There are, however, rare situations in which a woman who is unaware of her pregnancy may receive a very large number of abdominal x -rays over a short period. This is important for many medical decisions, such as drug prescriptions and nuclear medicine procedures, as well as x -rays.
At UVA Radiology and Medical Imaging, we want to give you all the information you need to work with your doctor and make the best decision for you AND your baby. And it is important to keep in mind that the benefit of allowing your doctor to have a clear image of your medical condition most likely outweighs any potential risk to you or your baby.

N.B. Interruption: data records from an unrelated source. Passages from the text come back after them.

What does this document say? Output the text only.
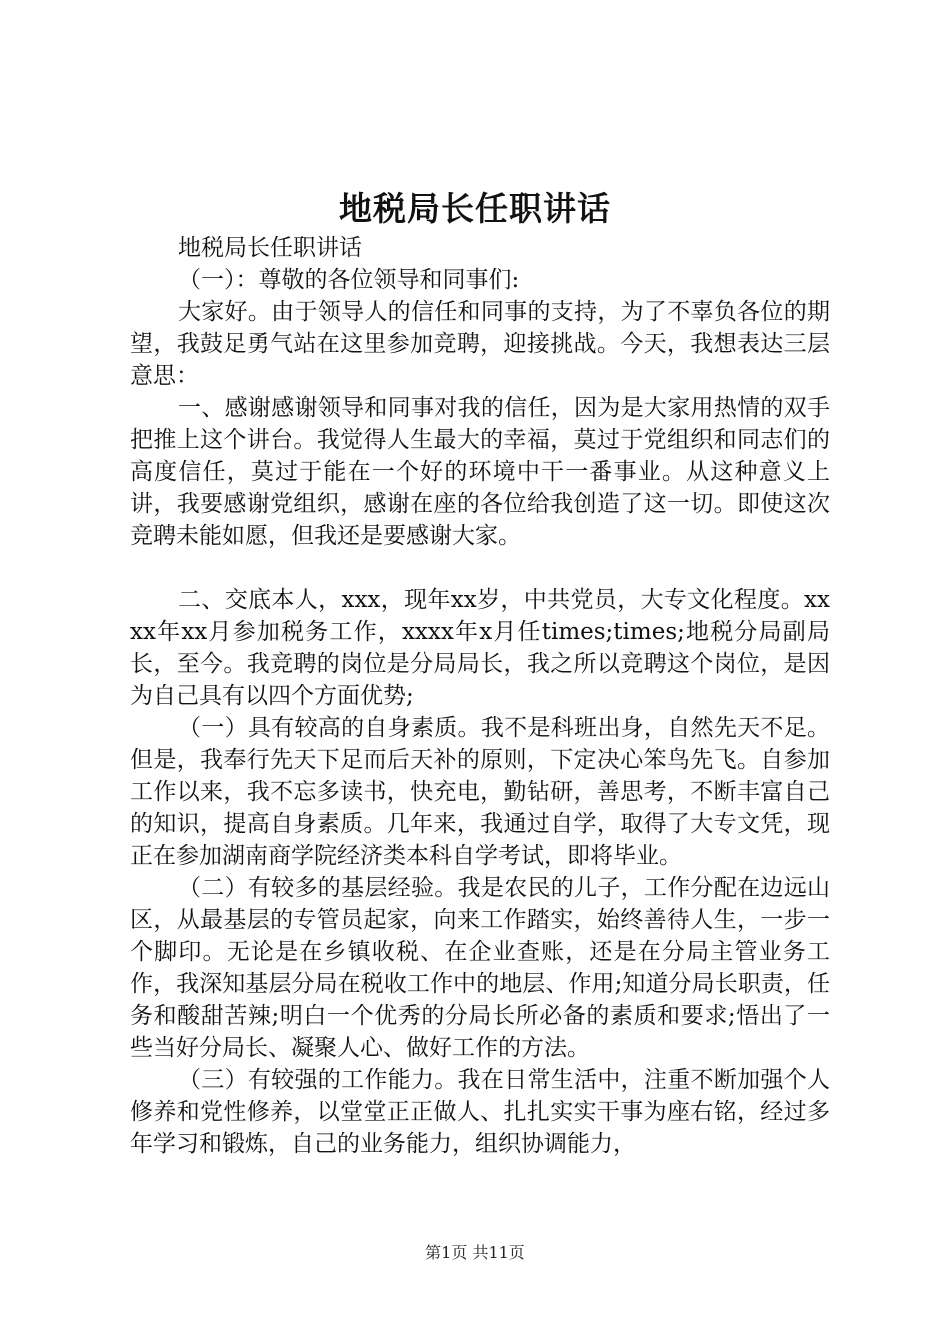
地税局长任职讲话

地税局长任职讲话

（一）：尊敬的各位领导和同事们:

大家好。由于领导人的信任和同事的支持，为了不辜负各位的期望，我鼓足勇气站在这里参加竞聘，迎接挑战。今天，我想表达三层意思：

一、感谢感谢领导和同事对我的信任，因为是大家用热情的双手把推上这个讲台。我觉得人生最大的幸福，莫过于党组织和同志们的高度信任，莫过于能在一个好的环境中干一番事业。从这种意义上讲，我要感谢党组织，感谢在座的各位给我创造了这一切。即使这次竞聘未能如愿，但我还是要感谢大家。

二、交底本人，xxx，现年xx岁，中共党员，大专文化程度。xxxx年xx月参加税务工作，xxxx年x月任times;times;地税分局副局长，至今。我竞聘的岗位是分局局长，我之所以竞聘这个岗位，是因为自己具有以四个方面优势;

（一）具有较高的自身素质。我不是科班出身，自然先天不足。但是，我奉行先天下足而后天补的原则，下定决心笨鸟先飞。自参加工作以来，我不忘多读书，快充电，勤钻研，善思考，不断丰富自己的知识，提高自身素质。几年来，我通过自学，取得了大专文凭，现正在参加湖南商学院经济类本科自学考试，即将毕业。

（二）有较多的基层经验。我是农民的儿子，工作分配在边远山区，从最基层的专管员起家，向来工作踏实，始终善待人生，一步一个脚印。无论是在乡镇收税、在企业查账，还是在分局主管业务工作，我深知基层分局在税收工作中的地层、作用;知道分局长职责，任务和酸甜苦辣;明白一个优秀的分局长所必备的素质和要求;悟出了一些当好分局长、凝聚人心、做好工作的方法。

（三）有较强的工作能力。我在日常生活中，注重不断加强个人修养和党性修养，以堂堂正正做人、扎扎实实干事为座右铭，经过多年学习和锻炼，自己的业务能力，组织协调能力，

第1页 共11页
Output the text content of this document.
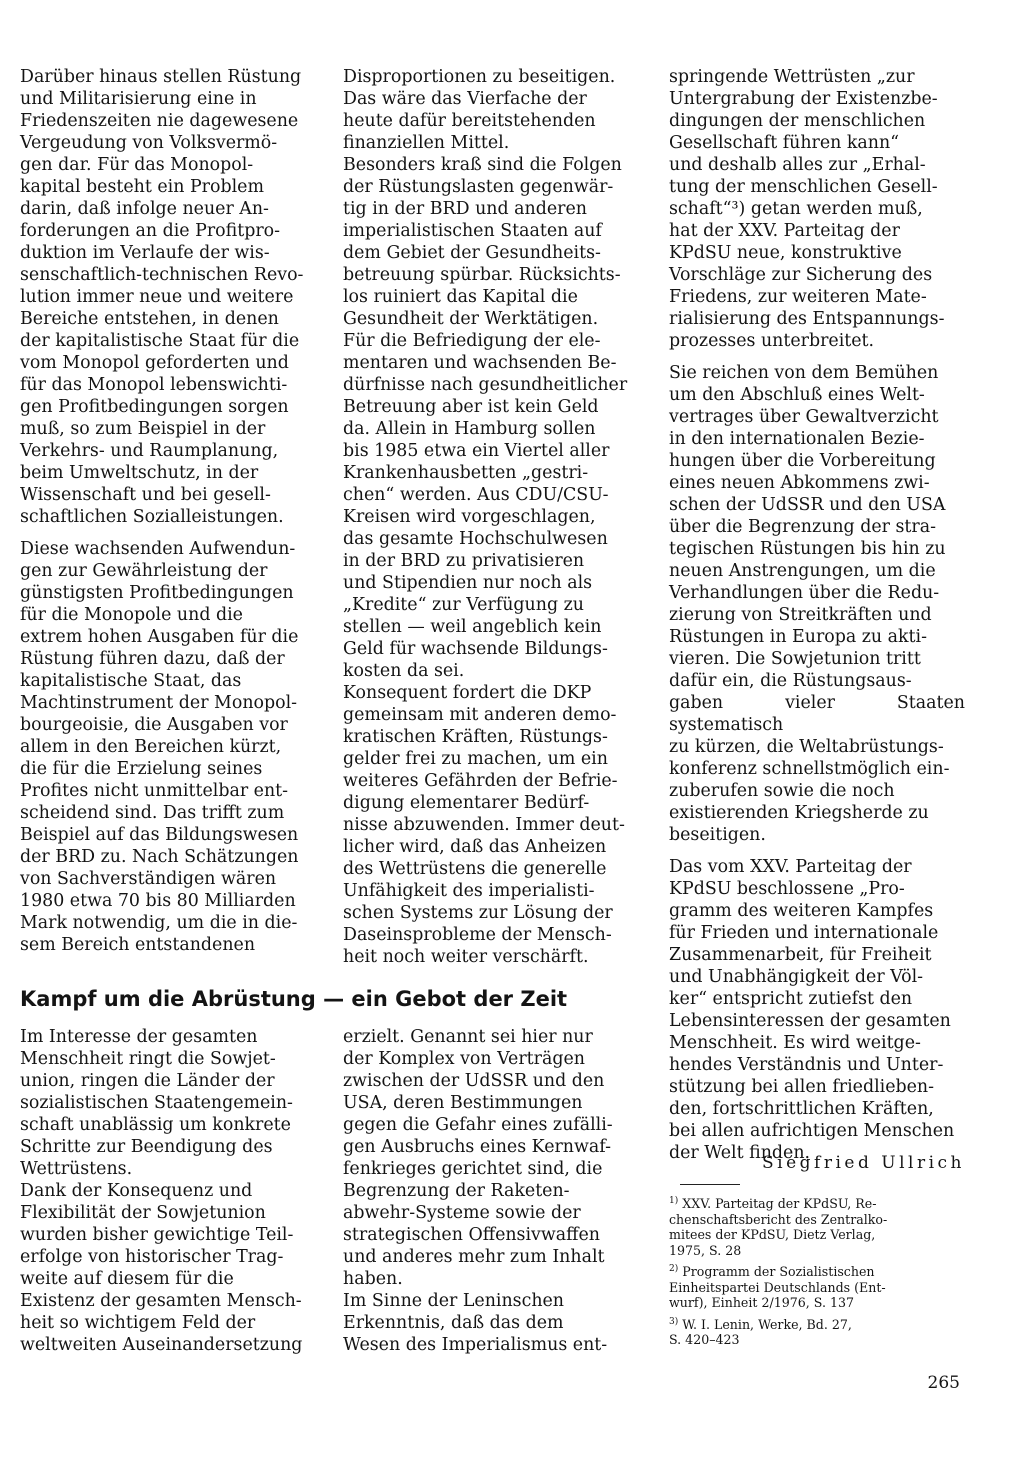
Darüber hinaus stellen Rüstung
und Militarisierung eine in
Friedenszeiten nie dagewesene
Vergeudung von Volksvermö-
gen dar. Für das Monopol-
kapital besteht ein Problem
darin, daß infolge neuer An-
forderungen an die Profitpro-
duktion im Verlaufe der wis-
senschaftlich-technischen Revo-
lution immer neue und weitere
Bereiche entstehen, in denen
der kapitalistische Staat für die
vom Monopol geforderten und
für das Monopol lebenswichti-
gen Profitbedingungen sorgen
muß, so zum Beispiel in der
Verkehrs- und Raumplanung,
beim Umweltschutz, in der
Wissenschaft und bei gesell-
schaftlichen Sozialleistungen.

Diese wachsenden Aufwendun-
gen zur Gewährleistung der
günstigsten Profitbedingungen
für die Monopole und die
extrem hohen Ausgaben für die
Rüstung führen dazu, daß der
kapitalistische Staat, das
Machtinstrument der Monopol-
bourgeoisie, die Ausgaben vor
allem in den Bereichen kürzt,
die für die Erzielung seines
Profites nicht unmittelbar ent-
scheidend sind. Das trifft zum
Beispiel auf das Bildungswesen
der BRD zu. Nach Schätzungen
von Sachverständigen wären
1980 etwa 70 bis 80 Milliarden
Mark notwendig, um die in die-
sem Bereich entstandenen

Disproportionen zu beseitigen.
Das wäre das Vierfache der
heute dafür bereitstehenden
finanziellen Mittel.

Besonders kraß sind die Folgen
der Rüstungslasten gegenwär-
tig in der BRD und anderen
imperialistischen Staaten auf
dem Gebiet der Gesundheits-
betreuung spürbar. Rücksichts-
los ruiniert das Kapital die
Gesundheit der Werktätigen.
Für die Befriedigung der ele-
mentaren und wachsenden Be-
dürfnisse nach gesundheitlicher
Betreuung aber ist kein Geld
da. Allein in Hamburg sollen
bis 1985 etwa ein Viertel aller
Krankenhausbetten „gestri-
chen“ werden. Aus CDU/CSU-
Kreisen wird vorgeschlagen,
das gesamte Hochschulwesen
in der BRD zu privatisieren
und Stipendien nur noch als
„Kredite“ zur Verfügung zu
stellen — weil angeblich kein
Geld für wachsende Bildungs-
kosten da sei.

Konsequent fordert die DKP
gemeinsam mit anderen demo-
kratischen Kräften, Rüstungs-
gelder frei zu machen, um ein
weiteres Gefährden der Befrie-
digung elementarer Bedürf-
nisse abzuwenden. Immer deut-
licher wird, daß das Anheizen
des Wettrüstens die generelle
Unfähigkeit des imperialisti-
schen Systems zur Lösung der
Daseinsprobleme der Mensch-
heit noch weiter verschärft.

springende Wettrüsten „zur
Untergrabung der Existenzbe-
dingungen der menschlichen
Gesellschaft führen kann“
und deshalb alles zur „Erhal-
tung der menschlichen Gesell-
schaft“³) getan werden muß,
hat der XXV. Parteitag der
KPdSU neue, konstruktive
Vorschläge zur Sicherung des
Friedens, zur weiteren Mate-
rialisierung des Entspannungs-
prozesses unterbreitet.

Sie reichen von dem Bemühen
um den Abschluß eines Welt-
vertrages über Gewaltverzicht
in den internationalen Bezie-
hungen über die Vorbereitung
eines neuen Abkommens zwi-
schen der UdSSR und den USA
über die Begrenzung der stra-
tegischen Rüstungen bis hin zu
neuen Anstrengungen, um die
Verhandlungen über die Redu-
zierung von Streitkräften und
Rüstungen in Europa zu akti-
vieren. Die Sowjetunion tritt
dafür ein, die Rüstungsaus-
gaben vieler Staaten systematisch
zu kürzen, die Weltabrüstungs-
konferenz schnellstmöglich ein-
zuberufen sowie die noch
existierenden Kriegsherde zu
beseitigen.

Das vom XXV. Parteitag der
KPdSU beschlossene „Pro-
gramm des weiteren Kampfes
für Frieden und internationale
Zusammenarbeit, für Freiheit
und Unabhängigkeit der Völ-
ker“ entspricht zutiefst den
Lebensinteressen der gesamten
Menschheit. Es wird weitge-
hendes Verständnis und Unter-
stützung bei allen friedlieben-
den, fortschrittlichen Kräften,
bei allen aufrichtigen Menschen
der Welt finden.

Kampf um die Abrüstung — ein Gebot der Zeit

Im Interesse der gesamten
Menschheit ringt die Sowjet-
union, ringen die Länder der
sozialistischen Staatengemein-
schaft unablässig um konkrete
Schritte zur Beendigung des
Wettrüstens.

Dank der Konsequenz und
Flexibilität der Sowjetunion
wurden bisher gewichtige Teil-
erfolge von historischer Trag-
weite auf diesem für die
Existenz der gesamten Mensch-
heit so wichtigem Feld der
weltweiten Auseinandersetzung

erzielt. Genannt sei hier nur
der Komplex von Verträgen
zwischen der UdSSR und den
USA, deren Bestimmungen
gegen die Gefahr eines zufälli-
gen Ausbruchs eines Kernwaf-
fenkrieges gerichtet sind, die
Begrenzung der Raketen-
abwehr-Systeme sowie der
strategischen Offensivwaffen
und anderes mehr zum Inhalt
haben.

Im Sinne der Leninschen
Erkenntnis, daß das dem
Wesen des Imperialismus ent-

Siegfried Ullrich

$^{1)}$ XXV. Parteitag der KPdSU, Re-
chenschaftsbericht des Zentralko-
mitees der KPdSU, Dietz Verlag,
1975, S. 28

$^{2)}$ Programm der Sozialistischen
Einheitspartei Deutschlands (Ent-
wurf), Einheit 2/1976, S. 137

$^{3)}$ W. I. Lenin, Werke, Bd. 27,
S. 420–423

265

In fact, the American College of Obstetricians and Gynecologists (COG) recommends that pregnant women maintain good oral health by keeping up with such routine dental procedures as X -rays, teeth cleaning, cavity-filling, and root canals. It's a still a good idea to use a leaded apron to protect your abdomen to minimize your baby's radiation exposure when you've been having other parts X-rayed.
In weeks 11 through 17, at the 5-10 rad dose, “Potential effects are scientifically uncertain and probably too subtle to be clinically detectable.” Though ACR notes that you can have IQ damage over the 10 rad mark, increasing with exposure.
(magnetic resonance imaging) or MRI during pregnancy poses no risk either to mom or baby. An MRI is a medical imaging technique used in radiology to form pictures of the anatomy and the physiological processes of the body in both health and disease.
While the study was not large enough to show a link to a risk for specific outcomes, it did show a slightly higher risk for stillbirth, neonatal death, skin diseases and inflammatory conditions among moms who had an MRI during pregnancy during which a contrast agent was used. In the second and third trimesters the fetus is growing and maturing but can still be affected by infections, drugs and possibly other factors.
In the third trimester the supine hypotension syndrome may result if the pregnant woman is laid flat. Elective dental care should be avoided in the last month of pregnancy, as it is uncomfortable for the patient.
Routine dental treatment of pregnant women under local anesthesia, for example extraction of teeth, is safe from the second trimester onwards, but unnecessary drugs should be avoided. When general anesthesia is unavoidable but there is a mishap to the fetus, the mother is likely to blame the anesthetist, even though this may be quite unjustifiable.
Despite such considerations, there is scanty evidence of teratogenic effects in humans from exposure to general anesthetic agents. The greater risk is late to pregnancy when general anesthesia may induce respiratory depression in the fetus.
Nevertheless, despite the existence of a few disastrous exceptions, notable thalidomide and some retinoids, very few drugs have been proven to be teratogenic for humans. Aspirin and other NSAIDs may cause closure of the ducts arterioles in the uterus, and fetal pulmonary hypertension as well as delaying or prolonging labor and therefore are contraindicated in the third trimester.
Aspirin, in addition, causes a platelet defect and may induce abortion and is best avoided throughout pregnancy. A small amount accumulates in the kidneys and also to a very much lesser extent, in brains, lung, liver and gastrointestinal tract.
This entry was posted in Oral Care and tagged abortion, dental amalgam, drugs, general anesthesia, local anesthesia, pregnancy, pregnant woman, pregnant women, the fetus on December 18, 2011, by oiling.